If you are squeamish or worry about the way the duck is fed, well, you’re missing out on a delicacy. The sorbet worked perfectly with the foie gras. If the chef ditches the prawn and replaces the toasted Maltese bread with a brioche, he has winner.

Our main course was also served within a reasonable time. My steak was nicely charred and simply salted so that the strip loin side was reasonable and the tenderloin third quite enjoyable.

I like meat to be better aged but when selling meat by weight this becomes uneconomical, particularly when priced competitively to keep the TripAdvisor crowd happy.

The seafood dish was huge. Mussels, clams, rings of squid, shrimps and king prawns were piled high on the dish and everything was smothered in a sauce of white wine, garlic, plenty of cream and fresh herbs.

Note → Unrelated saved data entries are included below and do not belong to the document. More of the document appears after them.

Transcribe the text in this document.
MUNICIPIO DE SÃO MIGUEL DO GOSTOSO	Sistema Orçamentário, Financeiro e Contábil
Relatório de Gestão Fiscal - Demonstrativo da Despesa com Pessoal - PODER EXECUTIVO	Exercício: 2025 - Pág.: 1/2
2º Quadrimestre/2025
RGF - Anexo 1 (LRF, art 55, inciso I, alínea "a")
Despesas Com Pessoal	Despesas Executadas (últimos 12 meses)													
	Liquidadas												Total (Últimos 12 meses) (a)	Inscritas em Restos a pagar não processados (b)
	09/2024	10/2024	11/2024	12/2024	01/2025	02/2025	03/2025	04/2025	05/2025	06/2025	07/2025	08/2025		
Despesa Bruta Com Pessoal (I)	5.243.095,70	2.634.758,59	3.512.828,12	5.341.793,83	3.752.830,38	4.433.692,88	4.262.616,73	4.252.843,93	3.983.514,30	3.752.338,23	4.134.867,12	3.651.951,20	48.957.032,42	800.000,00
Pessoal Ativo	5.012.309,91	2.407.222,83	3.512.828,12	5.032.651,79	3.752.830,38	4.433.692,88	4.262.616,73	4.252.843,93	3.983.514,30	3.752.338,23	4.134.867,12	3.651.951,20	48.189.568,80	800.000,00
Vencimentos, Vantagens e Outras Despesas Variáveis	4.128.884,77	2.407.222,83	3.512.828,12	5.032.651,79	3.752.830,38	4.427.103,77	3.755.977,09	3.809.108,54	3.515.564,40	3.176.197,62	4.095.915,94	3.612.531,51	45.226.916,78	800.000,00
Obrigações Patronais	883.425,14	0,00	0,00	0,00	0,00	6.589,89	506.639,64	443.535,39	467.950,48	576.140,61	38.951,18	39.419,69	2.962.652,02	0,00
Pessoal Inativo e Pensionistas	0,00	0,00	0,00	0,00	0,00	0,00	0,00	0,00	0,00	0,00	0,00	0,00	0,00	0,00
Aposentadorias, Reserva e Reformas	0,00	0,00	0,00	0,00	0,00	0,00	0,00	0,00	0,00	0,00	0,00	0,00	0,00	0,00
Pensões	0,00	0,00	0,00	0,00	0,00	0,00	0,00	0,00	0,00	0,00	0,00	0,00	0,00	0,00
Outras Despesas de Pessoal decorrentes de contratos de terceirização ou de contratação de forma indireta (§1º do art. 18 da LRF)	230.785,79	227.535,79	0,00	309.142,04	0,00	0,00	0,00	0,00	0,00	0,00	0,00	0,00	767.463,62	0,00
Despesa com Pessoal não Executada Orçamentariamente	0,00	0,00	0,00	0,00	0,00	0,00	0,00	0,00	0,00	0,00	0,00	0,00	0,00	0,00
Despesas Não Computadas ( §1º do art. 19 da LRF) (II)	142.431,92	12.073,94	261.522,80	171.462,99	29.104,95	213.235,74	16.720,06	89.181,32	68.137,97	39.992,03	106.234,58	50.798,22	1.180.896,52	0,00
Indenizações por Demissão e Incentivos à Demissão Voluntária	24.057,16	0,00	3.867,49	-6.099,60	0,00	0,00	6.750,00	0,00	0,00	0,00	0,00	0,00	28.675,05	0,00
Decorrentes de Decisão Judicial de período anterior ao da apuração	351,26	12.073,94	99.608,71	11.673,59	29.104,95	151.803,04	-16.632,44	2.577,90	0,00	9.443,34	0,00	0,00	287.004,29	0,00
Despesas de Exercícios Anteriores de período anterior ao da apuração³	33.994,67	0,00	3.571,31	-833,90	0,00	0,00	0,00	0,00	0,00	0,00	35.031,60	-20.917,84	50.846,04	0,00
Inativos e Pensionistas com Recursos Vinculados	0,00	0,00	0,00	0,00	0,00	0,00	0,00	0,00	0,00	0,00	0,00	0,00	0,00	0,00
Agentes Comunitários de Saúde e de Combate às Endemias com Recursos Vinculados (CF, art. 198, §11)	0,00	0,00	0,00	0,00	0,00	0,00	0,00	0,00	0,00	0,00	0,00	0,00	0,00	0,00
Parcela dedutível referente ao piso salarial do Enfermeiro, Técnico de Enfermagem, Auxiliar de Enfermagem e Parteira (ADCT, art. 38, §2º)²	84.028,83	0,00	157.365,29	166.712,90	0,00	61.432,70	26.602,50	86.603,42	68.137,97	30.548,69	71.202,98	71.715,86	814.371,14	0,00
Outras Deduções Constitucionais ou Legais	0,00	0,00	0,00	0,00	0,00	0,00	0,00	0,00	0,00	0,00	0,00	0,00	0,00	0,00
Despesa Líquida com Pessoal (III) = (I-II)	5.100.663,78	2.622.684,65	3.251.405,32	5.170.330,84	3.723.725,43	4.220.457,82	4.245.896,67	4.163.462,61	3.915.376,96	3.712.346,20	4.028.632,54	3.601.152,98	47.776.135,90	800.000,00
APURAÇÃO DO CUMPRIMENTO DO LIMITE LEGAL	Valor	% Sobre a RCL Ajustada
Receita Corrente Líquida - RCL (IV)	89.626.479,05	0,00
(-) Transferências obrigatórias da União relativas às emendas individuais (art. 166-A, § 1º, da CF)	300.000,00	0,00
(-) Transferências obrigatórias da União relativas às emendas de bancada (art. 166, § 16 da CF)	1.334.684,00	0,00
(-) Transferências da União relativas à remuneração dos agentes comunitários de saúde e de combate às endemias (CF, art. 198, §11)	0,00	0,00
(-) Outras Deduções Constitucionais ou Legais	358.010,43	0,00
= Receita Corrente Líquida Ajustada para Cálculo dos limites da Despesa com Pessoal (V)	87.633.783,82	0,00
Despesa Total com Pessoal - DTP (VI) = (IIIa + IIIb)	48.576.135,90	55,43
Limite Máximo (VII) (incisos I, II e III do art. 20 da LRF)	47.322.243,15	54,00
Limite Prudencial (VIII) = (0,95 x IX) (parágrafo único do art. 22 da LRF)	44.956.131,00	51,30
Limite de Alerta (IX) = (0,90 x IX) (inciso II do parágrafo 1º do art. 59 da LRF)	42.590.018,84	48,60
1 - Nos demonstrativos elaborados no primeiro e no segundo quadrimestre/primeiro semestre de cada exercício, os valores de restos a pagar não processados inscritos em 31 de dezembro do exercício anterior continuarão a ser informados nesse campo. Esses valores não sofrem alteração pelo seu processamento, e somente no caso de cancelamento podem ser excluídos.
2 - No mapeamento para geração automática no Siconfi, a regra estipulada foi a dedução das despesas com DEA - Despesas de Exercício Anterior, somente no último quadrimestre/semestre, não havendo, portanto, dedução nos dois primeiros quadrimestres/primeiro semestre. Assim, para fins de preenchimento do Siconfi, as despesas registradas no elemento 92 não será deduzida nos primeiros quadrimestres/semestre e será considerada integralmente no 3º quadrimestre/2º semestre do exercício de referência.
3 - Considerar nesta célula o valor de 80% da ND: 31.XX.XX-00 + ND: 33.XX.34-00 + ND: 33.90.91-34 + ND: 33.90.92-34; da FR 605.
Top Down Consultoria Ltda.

The sauce was yummy but the seafood wasn’t the freshest. I suppose the dish wins on sheer size and the intensity of its broth. At €19, one can’t expect the day’s catch in such abundance.

At €75 for the lot, I think we paid what was due. We were treated kindly and by the end of the evening had all but made friends with Gino.

The restaurant might not be my top choice in Sliema, but at least I know that those who turn up based on the rating will walk out being treated well.

Now I know that a single visit to a top-rated restaurant by locality is nowhere near the numbers one would need to demonstrate my TripAdvisor theory statistically, but one must start somewhere.

I might, if I’m feeling brave, try my experiment out at different localities. As things stand I now know where to eat a lovely foie gras without having to sell my car to pay for it.

And that is as surprising and pleasant an outcome as I could possibly have wished for.